- Kannur Cantonment Location in Kerala, India
- Coordinates: 11°51′44″N 75°21′49″E﻿ / ﻿11.862101°N 75.363722°E
- Country: India
- State: Kerala
- District: Kannur

Area
- • Total: 1.79 km^{2} (0.69 sq mi)

Population (2011)
- • Total: 4,798
- • Density: 2,680/km^{2} (6,940/sq mi)

Languages
- • Official: Malayalam, English
- Time zone: UTC+5:30 (IST)
- ISO 3166 code: IN-KL

= Kannur Cantonment =

Kannur Cantonment (or Cannanore Cantonment the old English name), situated in Burnassery or Burnshire(the anglicized name), is a cantonment town in Kannur district in the Indian state of Kerala, between Kannur town and Kannur City. The cantonment was a military camp for Portuguese, Dutch and British rulers, and is now the headquarters of Defence Security Corps.

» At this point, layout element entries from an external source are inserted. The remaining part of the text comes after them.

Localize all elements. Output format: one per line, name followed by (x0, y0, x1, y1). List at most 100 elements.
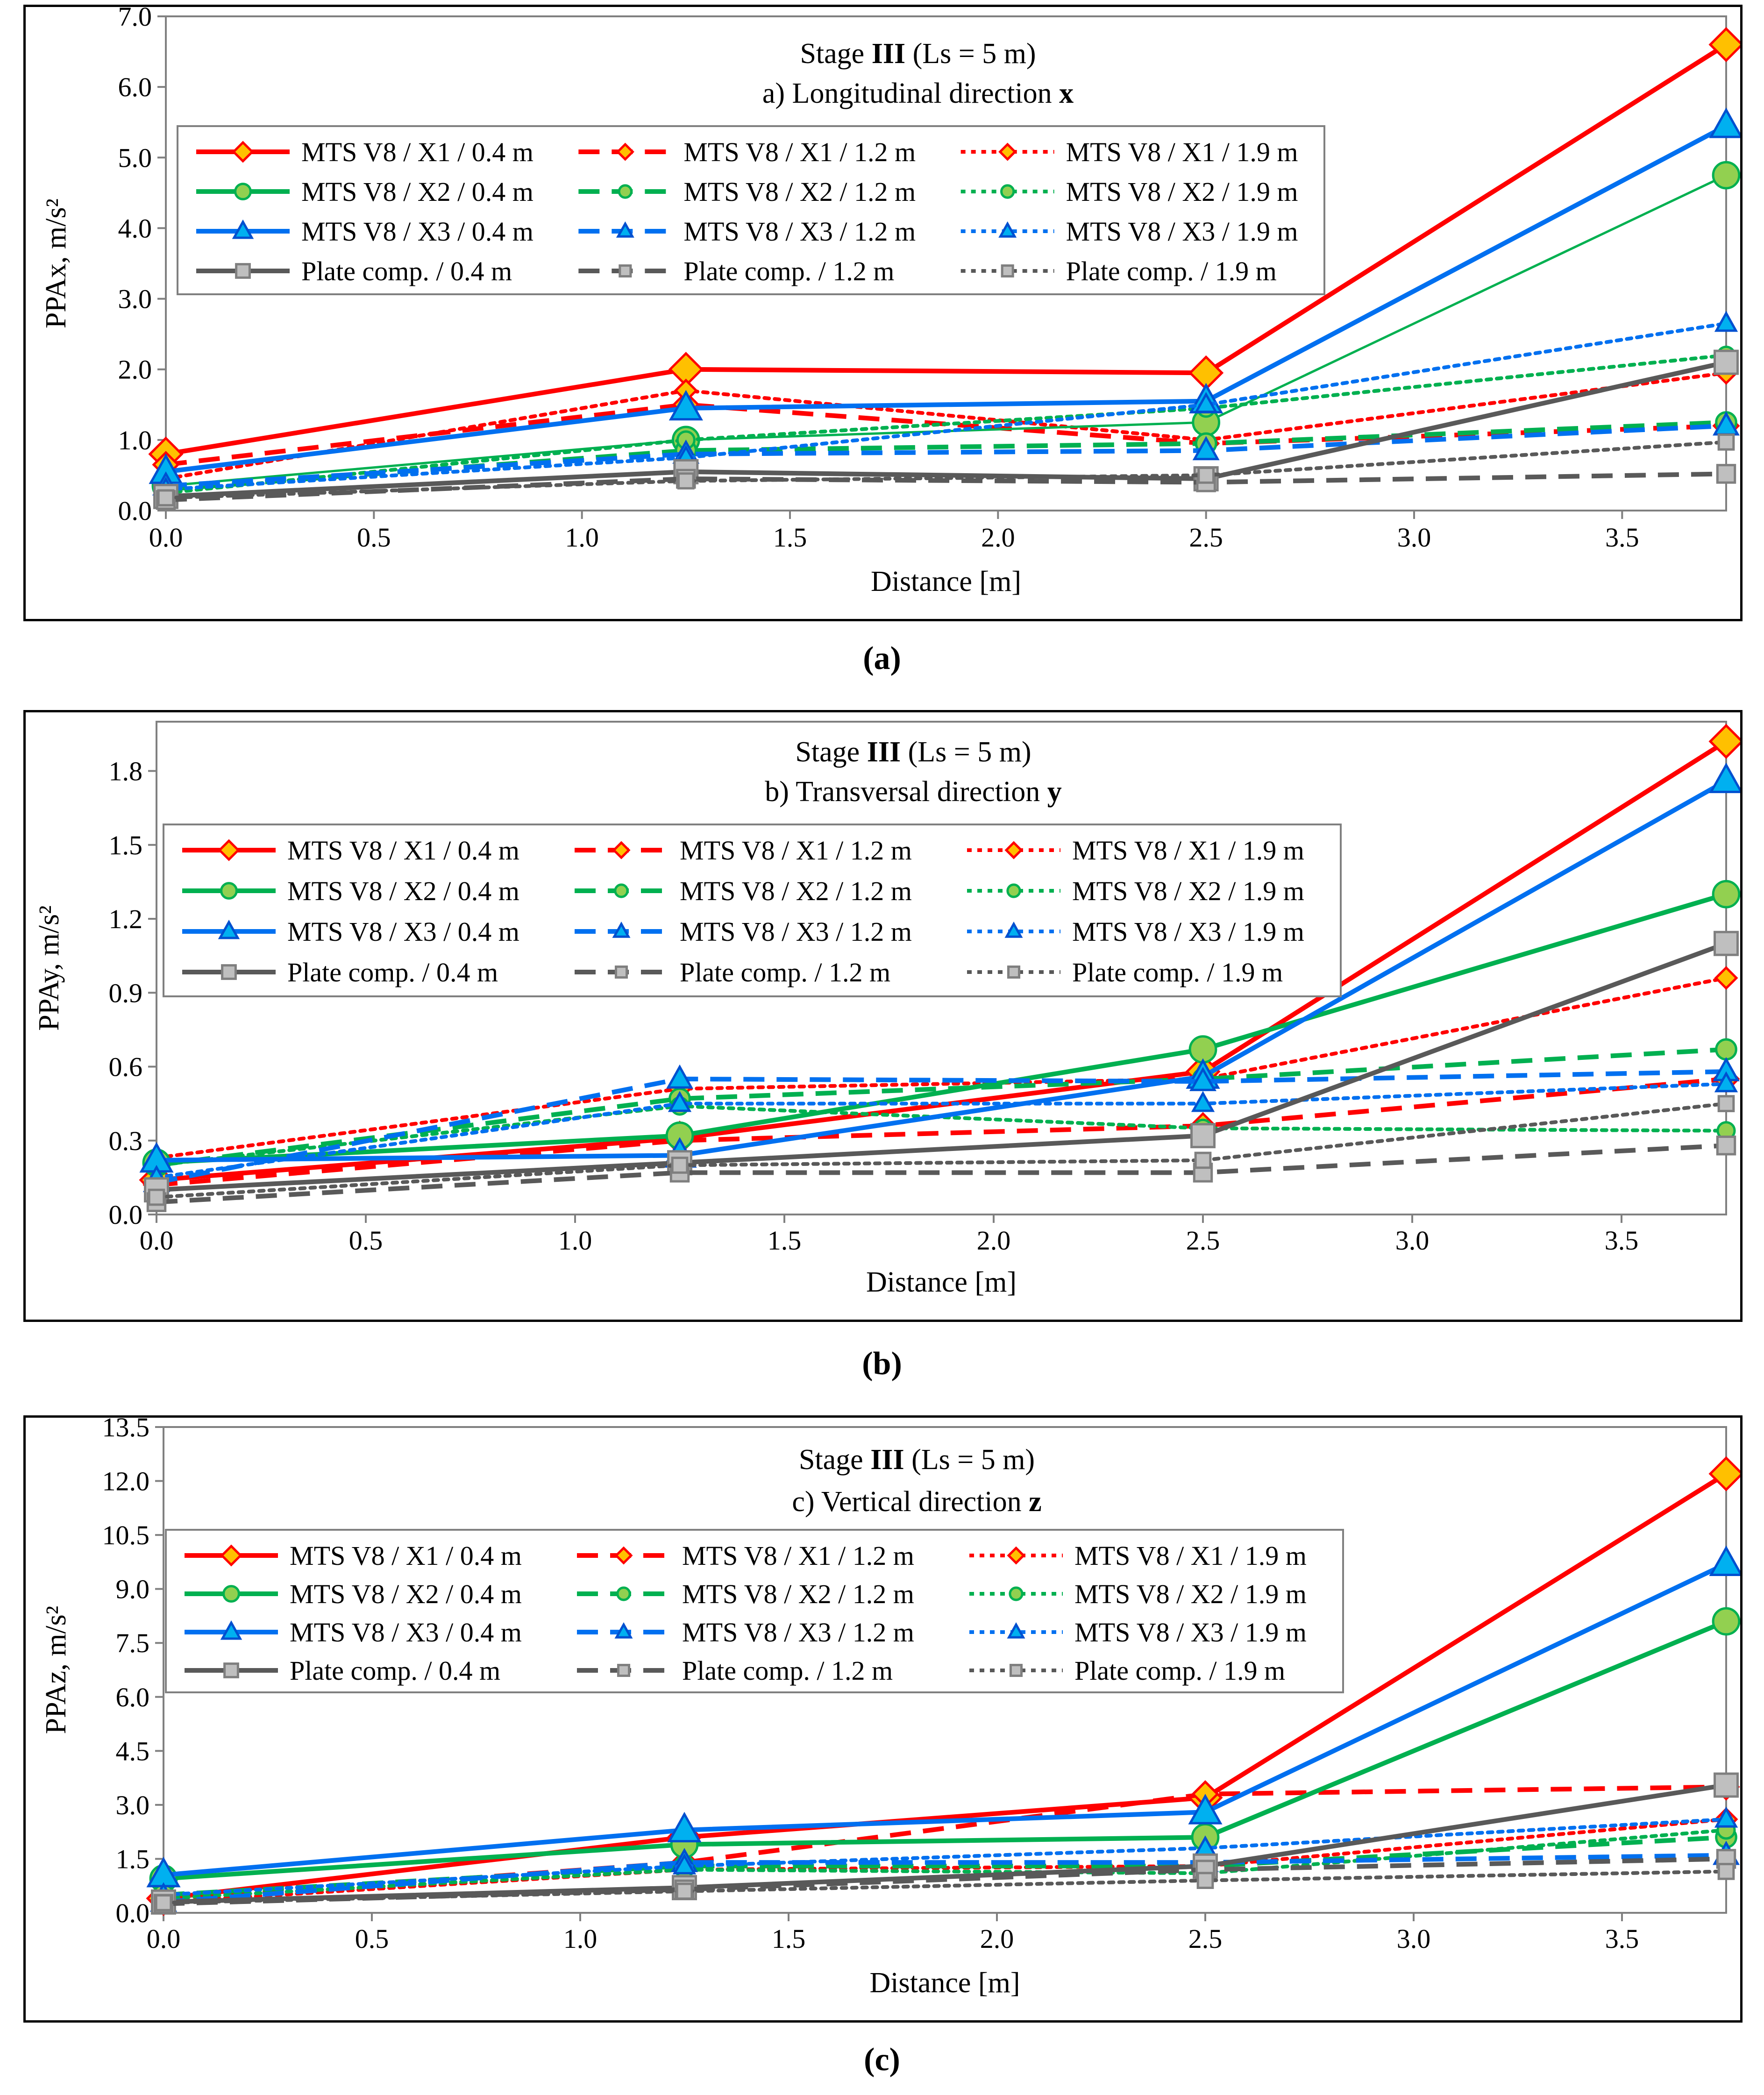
legend-swatch-marker (998, 221, 1017, 238)
x-axis-ticks: 0.0 0.5 1.0 1.5 2.0 2.5 3.0 3.5 (149, 511, 1639, 553)
series-group (146, 1456, 1740, 1916)
y-tick-label: 3.0 (116, 1790, 150, 1820)
data-point-plate-comp-1-9-m (148, 1188, 165, 1206)
x-axis-label: Distance [m] (870, 1967, 1020, 1999)
legend-swatch-marker (998, 142, 1017, 161)
data-point-plate-comp-1-9-m (1717, 1863, 1735, 1880)
title-prefix: Stage (799, 1444, 870, 1476)
series-line-mts-v8-x3-1-2-m (163, 1853, 1727, 1904)
series-line-mts-v8-x3-1-9-m (162, 1817, 1728, 1897)
data-point-mts-v8-x3-0-4-m (1709, 762, 1740, 793)
legend-entry-mts-v8-x3-1-9-m: MTS V8 / X3 / 1.9 m (1072, 916, 1304, 947)
legend-swatch-marker (616, 221, 634, 238)
y-tick-label: 0.0 (109, 1200, 143, 1230)
series-line-mts-v8-x1-0-4-m (165, 43, 1728, 457)
data-point-mts-v8-x2-0-4-m (1712, 161, 1740, 190)
legend-entry-mts-v8-x3-1-2-m: MTS V8 / X3 / 1.2 m (680, 916, 912, 947)
data-point-plate-comp-1-9-m (1717, 1095, 1735, 1112)
legend-entry-mts-v8-x3-1-2-m: MTS V8 / X3 / 1.2 m (683, 216, 916, 247)
data-point-mts-v8-x3-1-2-m (1192, 436, 1220, 461)
series-line-mts-v8-x3-0-4-m (163, 1562, 1728, 1878)
y-tick-label: 1.2 (109, 904, 143, 934)
x-tick-label: 1.5 (768, 1225, 802, 1256)
legend-swatch-marker (1009, 1586, 1024, 1601)
y-tick-label: 4.5 (116, 1736, 150, 1766)
legend-swatch-marker (220, 1544, 242, 1567)
title-direction: a) Longitudinal direction (762, 78, 1059, 109)
data-point-mts-v8-x3-0-4-m (1709, 107, 1740, 138)
caption-c: (c) (864, 2042, 900, 2078)
x-tick-label: 0.5 (355, 1924, 389, 1954)
legend-swatch-marker (232, 141, 254, 163)
series-line-mts-v8-x3-1-9-m (164, 321, 1728, 491)
legend-entry-mts-v8-x1-0-4-m: MTS V8 / X1 / 0.4 m (287, 835, 519, 866)
legend-entry-mts-v8-x1-0-4-m: MTS V8 / X1 / 0.4 m (290, 1541, 522, 1571)
x-tick-label: 0.0 (149, 522, 183, 553)
legend-entry-mts-v8-x3-1-9-m: MTS V8 / X3 / 1.9 m (1074, 1617, 1307, 1648)
data-point-mts-v8-x1-1-9-m (1714, 966, 1738, 990)
chart-panel-a: 0.0 1.0 2.0 3.0 4.0 5.0 6.0 7.0 0.0 0.5 1.0 1.5 2.0 2… (23, 5, 1743, 621)
y-tick-label: 1.5 (116, 1844, 150, 1874)
legend-box (163, 824, 1342, 997)
title-axis-bold: x (1059, 78, 1074, 109)
data-point-mts-v8-x3-1-9-m (1194, 392, 1218, 413)
data-point-plate-comp-1-9-m (677, 472, 695, 490)
legend-swatch-marker (1006, 883, 1021, 898)
series-line-plate-comp-0-4-m (163, 1783, 1727, 1904)
legend-entry-plate-comp-1-9-m: Plate comp. / 1.9 m (1074, 1655, 1285, 1686)
series-group (139, 724, 1740, 1212)
data-point-mts-v8-x3-0-4-m (1188, 1794, 1223, 1825)
x-axis-label: Distance [m] (871, 566, 1021, 597)
legend-entry-plate-comp-1-9-m: Plate comp. / 1.9 m (1072, 957, 1283, 987)
x-tick-label: 3.5 (1605, 1924, 1639, 1954)
plot-area (165, 15, 1727, 511)
y-axis-label: PPAx, m/s² (40, 199, 72, 328)
legend-entry-mts-v8-x2-1-9-m: MTS V8 / X2 / 1.9 m (1074, 1579, 1307, 1609)
data-point-plate-comp-0-4-m (1714, 1772, 1739, 1798)
data-point-mts-v8-x3-1-2-m (666, 1064, 693, 1089)
legend-entry-plate-comp-1-9-m: Plate comp. / 1.9 m (1066, 256, 1277, 286)
legend-entry-mts-v8-x1-1-9-m: MTS V8 / X1 / 1.9 m (1066, 137, 1298, 167)
y-tick-label: 5.0 (118, 142, 152, 173)
title-stage-bold: III (867, 736, 901, 768)
x-tick-label: 2.5 (1188, 1924, 1223, 1954)
legend: MTS V8 / X1 / 0.4 m MTS V8 / X1 / 1.2 m MT… (165, 1529, 1344, 1693)
y-tick-label: 0.3 (109, 1126, 143, 1156)
series-line-plate-comp-1-9-m (155, 1101, 1728, 1200)
x-tick-label: 0.5 (357, 522, 391, 553)
legend-entry-mts-v8-x1-1-2-m: MTS V8 / X1 / 1.2 m (680, 835, 912, 866)
x-tick-label: 3.0 (1397, 1924, 1431, 1954)
y-axis-ticks: 0.0 1.0 2.0 3.0 4.0 5.0 6.0 7.0 (118, 7, 166, 526)
chart-title-line2: c) Vertical direction z (792, 1486, 1041, 1518)
series-line-mts-v8-x3-1-2-m (156, 1069, 1727, 1185)
data-point-plate-comp-1-9-m (1197, 467, 1215, 484)
data-point-plate-comp-0-4-m (1714, 349, 1739, 375)
legend-swatch-marker (616, 142, 634, 161)
y-tick-label: 9.0 (116, 1574, 150, 1605)
data-point-mts-v8-x3-0-4-m (667, 1811, 702, 1843)
chart-title-line2: a) Longitudinal direction x (762, 78, 1074, 109)
legend-entry-mts-v8-x3-0-4-m: MTS V8 / X3 / 0.4 m (301, 216, 533, 247)
title-suffix: (Ls = 5 m) (904, 1444, 1035, 1476)
y-tick-label: 10.5 (102, 1520, 150, 1550)
series-line-plate-comp-1-2-m (156, 1143, 1727, 1205)
x-tick-label: 2.0 (981, 522, 1015, 553)
x-tick-label: 2.5 (1189, 522, 1223, 553)
x-tick-label: 0.5 (349, 1225, 383, 1256)
y-tick-label: 1.8 (109, 756, 143, 787)
data-point-mts-v8-x3-1-9-m (668, 1091, 692, 1112)
title-direction: b) Transversal direction (765, 776, 1047, 808)
legend-swatch-marker (1007, 1622, 1025, 1639)
y-tick-label: 2.0 (118, 355, 152, 385)
legend-swatch-marker (235, 263, 251, 279)
legend-entry-mts-v8-x1-1-9-m: MTS V8 / X1 / 1.9 m (1072, 835, 1304, 866)
x-tick-label: 1.5 (773, 522, 807, 553)
series-line-mts-v8-x2-0-4-m (156, 892, 1727, 1165)
data-point-mts-v8-x1-0-4-m (1708, 27, 1740, 62)
x-axis-ticks: 0.0 0.5 1.0 1.5 2.0 2.5 3.0 3.5 (140, 1214, 1638, 1256)
x-tick-label: 1.0 (565, 522, 599, 553)
chart-a-svg: 0.0 1.0 2.0 3.0 4.0 5.0 6.0 7.0 0.0 0.5 1.0 1.5 2.0 2… (40, 7, 1740, 597)
legend-entry-mts-v8-x2-1-9-m: MTS V8 / X2 / 1.9 m (1072, 876, 1304, 906)
data-point-mts-v8-x1-0-4-m (1708, 724, 1740, 759)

The Kannur Cantonment Board is one of the 62 cantonments in India and the only one in Kerala. The cantonment at Kannur falls in the Class III category. Defence offices such the Defence Security Corps Centre, Defence Security Corps Record, Defence Security Corps Pay Accounts Office and DPDO Kannur are located here. It is home to St. Angelo Fort, Holy Trinity Cathedral and St. Thomas Orthodox Church.

==History==
The Kannur Cantonment was established in the 19th century by the British. Cantonments were established during the British era usually in their military areas where both civilian and military personnel resided. It was under the control of the Arakkal Kingdom until 1909, when the Arakkal Beevi, Rani Imbichi Adi-Raja Bibi lost it to the British.

After Indian Independence, the Kannur Cantonment came under the control of the Indian Army. It is now a prominent and strategic location for the Indian armed forces.

==Demographics==
As of 2011 India census, Kannur Cantonment had a population of 4,798. Males constitute 65% of the population and females 35%. Kannur Cantonment has an average literacy rate of 89%, higher than the national average of 74%: male literacy is 92%, and female literacy is 84%. In Kannur Cantonment, 8% of the population is under 6 years of age. The majority of the Anglo-Indian community lives in the Kannur Cantonment and the surrounding areas of Thillery, No.3 Bazaar and Camp Bazaar.

== Kannur Cantonment Board ==
The Kannur Cantonment Board came into existence in 1938. This cantonment consists of 2698 civilians and 2121 military population. The Board consists of 12 members. Six of them are elected from the civilian population. The Officer-in-Command is the chairman of the Board.

==Education==
Some of the notable schools situated in the Cannanore Cantonment are St, Michael's Anglo Indian Higher Secondary School Kannur
St Teresa's Anglo Indian Higher Secondary School Kannur, Ursuline Convent School, B E M P Upper Primary School, St Peter's Lower Primary School, Kendriya Vidyalaya, Army School and the recently opened Premier English School.